You're Not Imagining It. Restaurant Menus Have Been Getting Smaller

Cast your memory back, if you will, to the dark days of 2020 when "dining out" consisted of calling DoorDash or Grubhub and then paying exorbitant delivery fees — in some cases, only to find out that those "local" restaurants you were trying to support were really just Chuck E. Cheese or Applebee's in disguise. Wasn't it exciting when restaurants finally opened their doors again and let us actually eat off plates we didn't have to wash with a view of something other than our own TVs? 

Disenchantment soon set in, however, when we revisited some of our old favorites, only to find that those dishes we'd been craving had mysteriously vanished from the menu. Were our memories playing tricks on us, or had the menus somehow ... shrunk? Nope, not your imagination. Restaurant menus are a lot shorter these days, and it looks like you'd better learn to live with it (via MSN). While these changes may not be popular with diners, they are most likely benefiting the restaurant owners.

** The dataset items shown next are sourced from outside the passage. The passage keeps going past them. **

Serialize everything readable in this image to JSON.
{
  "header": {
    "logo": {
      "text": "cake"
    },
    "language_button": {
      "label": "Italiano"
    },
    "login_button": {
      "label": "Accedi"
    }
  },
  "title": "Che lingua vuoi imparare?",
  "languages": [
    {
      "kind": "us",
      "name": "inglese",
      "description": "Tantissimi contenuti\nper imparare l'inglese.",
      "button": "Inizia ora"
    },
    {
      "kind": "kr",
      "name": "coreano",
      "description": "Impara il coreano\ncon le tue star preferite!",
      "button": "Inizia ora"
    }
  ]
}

The pandemic is to blame for menu cuts

There are a number of reasons why restaurants have adopted shorter menus over the past year or so. One of the first to do so, or at least the first to announce it, was McDonald's. The chain drastically reduced its menu early in the pandemic in order to operate more efficiently at a time when takeout orders were ramping up and the workforce was shrinking, per Inc. Some of these cuts allowed its restaurants to eliminate less profitable items (such as all-day breakfast), so McDonald's franchise owners embraced the changes and wanted to make them permanent. IHOP reduced its own offerings upon re-opening in order to replace its potentially-germy laminated menus with disposable paper ones.

Well, even in 2021, labor shortages are still affecting restaurants' ability to serve their patrons, as evidenced by fast food chains offering an unprecedented level of benefits to hourly employees and even trying to tempt potential interviewees with freebies. Higher up the restaurant food chain, things are still pretty dire. As one North Carolina restaurateur told Food & Wine, '"Even just one less cook at night eliminates an entire station." Supply chain issues, as well as the rising prices of food, also mean that many restaurants are either unable to source needed ingredients or else simply cannot afford to use them in their cooking at this time.

Shorter menus may well be a good thing for restaurants

Even if the labor and supply shortages miraculously resolve themselves by the end of 2021, don't expect restaurant menus to go back to what they were in pre-pandemic days. Some restaurants may eventually restore their 2019 offerings, but others may well choose to stick with the shorter, simpler menus. After all, they've successfully managed our expectations downwards, so why make changes when they don't have to?

Some chefs such as Marcus Samuelsson are spinning these shorter menus as a good thing for all of us. As he said to Food & Wine, "Smaller menus mean more focus ... this is a time when we will see American food through a different lens." Others, however, are getting down to the blunt truth of the matter. As Washington D.C. restaurant owner Amy Brandwein admits, "Smaller menus mean more efficiency, less waste and more operating income for the owners." So yes, get used to those shorter menus. It seems like those are going to be part of the "new normal," not just for the foreseeable future, but quite possibly on a permanent basis.